This version of the story originally appeared in Computerworld's print edition.
On July 14, Yahoo Inc.'s Flickr unit reported that the latest update to the photo-sharing Web site went live two days earlier with five changes made by two of its developers. The July 12 "deployment" was the 42nd new release in a week where 19 developers made 735 changes.
Such constant tweaking -- called a "perpetual beta" in the Web 2.0 world -- is common for companies like Sunnyvale, Calif.-based Flickr that build applications for a consumer market that's always in flux.
Quick, incremental updates, along with heavy user involvement, are key characteristics of an emerging software development paradigm championed by a new generation of Web 2.0 start-ups.

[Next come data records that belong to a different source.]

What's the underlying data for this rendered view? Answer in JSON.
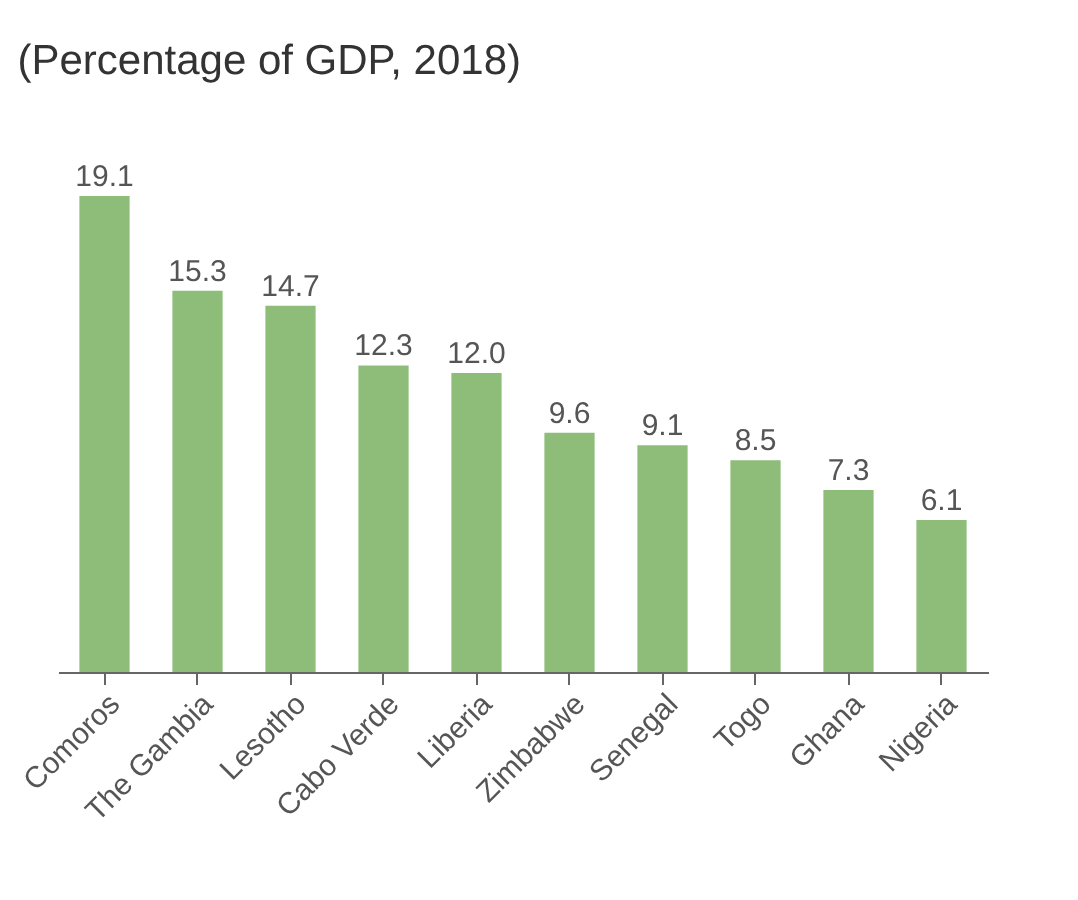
{
  "chart_data": {
    "type": "bar",
    "title": "(Percentage of GDP, 2018)",
    "categories": [
      "Comoros",
      "The Gambia",
      "Lesotho",
      "Cabo Verde",
      "Liberia",
      "Zimbabwe",
      "Senegal",
      "Togo",
      "Ghana",
      "Nigeria"
    ],
    "values": [
      19.1,
      15.3,
      14.7,
      12.3,
      12.0,
      9.6,
      9.1,
      8.5,
      7.3,
      6.1
    ],
    "value_labels": [
      "19.1",
      "15.3",
      "14.7",
      "12.3",
      "12.0",
      "9.6",
      "9.1",
      "8.5",
      "7.3",
      "6.1"
    ],
    "color": "#8dbd78"
  }
}
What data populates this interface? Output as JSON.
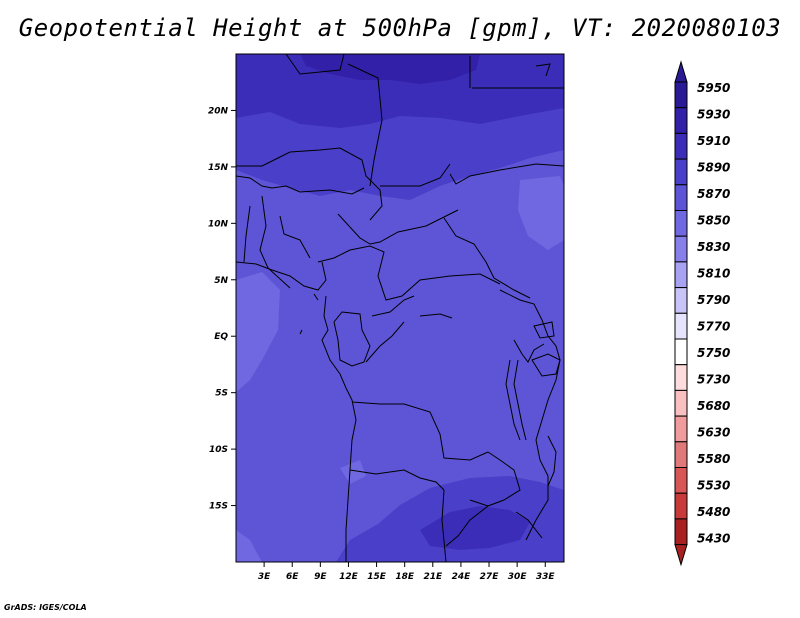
{
  "title": "Geopotential Height at 500hPa [gpm], VT: 2020080103",
  "credit": "GrADS: IGES/COLA",
  "map": {
    "lon_range": [
      0,
      35
    ],
    "lat_range": [
      -20,
      25
    ],
    "lon_ticks": [
      "3E",
      "6E",
      "9E",
      "12E",
      "15E",
      "18E",
      "21E",
      "24E",
      "27E",
      "30E",
      "33E"
    ],
    "lat_ticks": [
      "20N",
      "15N",
      "10N",
      "5N",
      "EQ",
      "5S",
      "10S",
      "15S"
    ],
    "field_colors": {
      "c5930": "#3320A8",
      "c5910": "#3C2DB8",
      "c5890": "#4A3FC8",
      "c5870": "#5E55D6",
      "c5850": "#7068E0",
      "c5830": "#8880EA"
    }
  },
  "colorbar": {
    "labels": [
      "5950",
      "5930",
      "5910",
      "5890",
      "5870",
      "5850",
      "5830",
      "5810",
      "5790",
      "5770",
      "5750",
      "5730",
      "5680",
      "5630",
      "5580",
      "5530",
      "5480",
      "5430"
    ],
    "colors": [
      "#2A1A96",
      "#3320A8",
      "#3C2DB8",
      "#4A3FC8",
      "#5E55D6",
      "#7068E0",
      "#8880EA",
      "#A8A2F2",
      "#C8C4F8",
      "#E6E4FC",
      "#FFFFFF",
      "#FCDCDC",
      "#F8C0C0",
      "#F09C9C",
      "#E07A7A",
      "#D85656",
      "#C83A3A",
      "#A82020"
    ],
    "top_color": "#2A1A96",
    "bottom_color": "#A82020"
  }
}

The new process, which some champions call "application development 2.0," contrasts markedly with the traditional corporate waterfall process that separates projects into several distinct phases, ranging from requirements to maintenance. Nonetheless, application development 2.0 could significantly cut development costs and improve software quality if managers and developers are willing to make some hard changes.

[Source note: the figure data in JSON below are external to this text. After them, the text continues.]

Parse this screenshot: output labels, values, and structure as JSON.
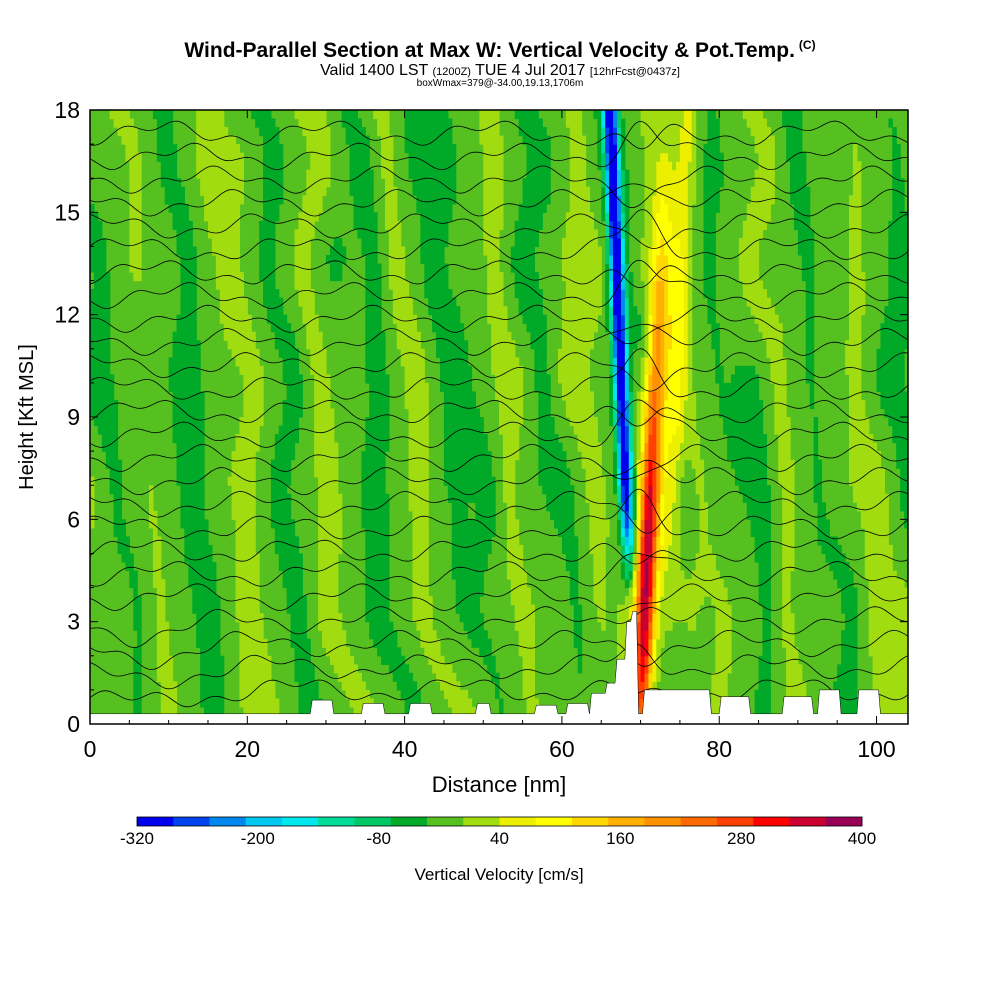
{
  "title": {
    "main": "Wind-Parallel Section at Max W: Vertical Velocity & Pot.Temp.",
    "copyright": "(C)",
    "valid_prefix": "Valid 1400 LST",
    "valid_zulu": "(1200Z)",
    "valid_date": "TUE 4 Jul 2017",
    "forecast": "[12hrFcst@0437z]",
    "box_info": "boxWmax=379@-34.00,19.13,1706m"
  },
  "chart_data": {
    "type": "heatmap",
    "xlabel": "Distance [nm]",
    "ylabel": "Height [Kft MSL]",
    "xlim": [
      0,
      104
    ],
    "ylim": [
      0,
      18
    ],
    "x_ticks": [
      0,
      20,
      40,
      60,
      80,
      100
    ],
    "y_ticks": [
      0,
      3,
      6,
      9,
      12,
      15,
      18
    ],
    "colorbar": {
      "label": "Vertical Velocity [cm/s]",
      "min": -320,
      "max": 400,
      "step": 40,
      "tick_labels": [
        "-320",
        "-200",
        "-80",
        "40",
        "160",
        "280",
        "400"
      ],
      "colors": [
        "#0000ee",
        "#0044ee",
        "#0088ee",
        "#00c8ee",
        "#00e8ee",
        "#00dc98",
        "#00c864",
        "#00aa28",
        "#55c020",
        "#a0dc10",
        "#ecf000",
        "#ffff00",
        "#ffd800",
        "#ffb000",
        "#ff9000",
        "#ff6a00",
        "#ff4000",
        "#ff0000",
        "#cc0030",
        "#990055"
      ]
    },
    "background_w": 20,
    "updraft": {
      "center_x": 70,
      "max_w": 379,
      "max_height_m": 1706
    },
    "theta_contour_count": 25
  }
}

"Sometimes enterprise organizations tend to look at these [Web 2.0-focused] places and say they are not very disciplined," said Jeffrey Hammond, an analyst at Forrester Research Inc. "That is not the case. They have built discipline into the process that allows them to be very reactive -- a [good] lesson for IT organizations."
Based on interviews with analysts and executives of Web 2.0 firms, Computerworld compiled a list of five ways that corporate IT managers can benefit from Web 2.0 development processes. Here they are:
1. Break the barrier between developers and end users, and involve users in quality assurance processes.

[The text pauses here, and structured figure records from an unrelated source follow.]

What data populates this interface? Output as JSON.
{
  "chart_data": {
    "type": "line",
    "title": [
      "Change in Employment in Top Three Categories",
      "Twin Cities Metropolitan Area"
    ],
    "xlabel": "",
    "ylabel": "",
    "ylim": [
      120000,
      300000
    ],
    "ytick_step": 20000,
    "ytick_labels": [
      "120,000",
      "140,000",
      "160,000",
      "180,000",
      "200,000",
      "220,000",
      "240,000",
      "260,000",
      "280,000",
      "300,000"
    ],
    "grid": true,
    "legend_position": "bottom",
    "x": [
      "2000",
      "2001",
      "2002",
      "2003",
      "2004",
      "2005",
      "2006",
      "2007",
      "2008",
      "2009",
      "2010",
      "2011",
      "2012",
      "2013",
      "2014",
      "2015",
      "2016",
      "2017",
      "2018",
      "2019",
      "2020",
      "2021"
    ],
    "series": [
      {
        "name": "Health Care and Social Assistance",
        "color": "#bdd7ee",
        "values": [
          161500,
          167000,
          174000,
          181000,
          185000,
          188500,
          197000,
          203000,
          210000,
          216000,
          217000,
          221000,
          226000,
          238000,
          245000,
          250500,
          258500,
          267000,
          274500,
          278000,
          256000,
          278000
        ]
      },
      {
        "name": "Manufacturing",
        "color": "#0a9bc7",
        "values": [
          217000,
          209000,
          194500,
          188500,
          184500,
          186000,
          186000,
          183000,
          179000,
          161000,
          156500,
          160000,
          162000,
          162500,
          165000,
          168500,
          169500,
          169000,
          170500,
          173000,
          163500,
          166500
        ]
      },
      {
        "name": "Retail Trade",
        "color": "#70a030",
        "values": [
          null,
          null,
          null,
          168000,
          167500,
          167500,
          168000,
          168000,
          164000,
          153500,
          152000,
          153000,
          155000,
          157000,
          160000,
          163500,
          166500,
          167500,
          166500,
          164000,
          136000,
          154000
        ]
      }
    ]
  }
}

Wesabe Inc., which runs a personal finance Web site, doesn't have a formal internal quality assurance group. Instead, the San Francisco-based company relies on users and founder and CEO Marc Hedlund.
Wesabe's developers work with users to come up with new features, and then Hedlund tests them before rolling them out to Wesabe.com.
Hedlund said that before launching Wesabe two years ago, he studied many of the common development techniques put into place by Web 2.0 companies. He said he concluded that applications are inherently built better when developers are not insulated from the people who use their applications. Direct user complaints or compliments are far better motivators for developers than PowerPoint slides with bar charts representing user desires.
William Gribbons, director of the graduate program in human factors at Bentley College in Waltham, Mass., said that large companies can benefit financially by using Web 2.0 techniques to develop applications for employees.
"Companies often think their [internal] applications are different because they're used by employees [who] are compensated for the pain and suffering they are enduring," he said. That pain and suffering, however, can lead to increases in training costs and employee turnover and cut productivity -- all a hit to the corporate bottom line.
Corporate development teams should focus on close interaction with internal users to gather requirements, and to create a controlled, systematic way to observe users interacting with prototypes, Gribbons suggested.
2. Keep it simple.
Although many consumer-focused Web 2.0 applications may seem simple, that simplicity is usually the result of hard work by developers working hand-in-hand with users.
Stan Schroeder, a blogger at Mashable, a social network that follows Web 2.0 companies, noted in a post that developers have begun to understand that it's better to build a very simple service and then add APIs to provide complex services.
"Features, I've recently come to realize, can be obstacles, problems. The more powerful an application is, the more specialized it is, and thus with increased power, its intended audience shrinks," Schroeder wrote.
Many times, traditional enterprise IT shops will identify a need and develop multiple ways of meeting it when the user would be happy with just one way, Gribbons noted. But without constant interaction with users, developers are often unaware of the yearning for simple user interfaces.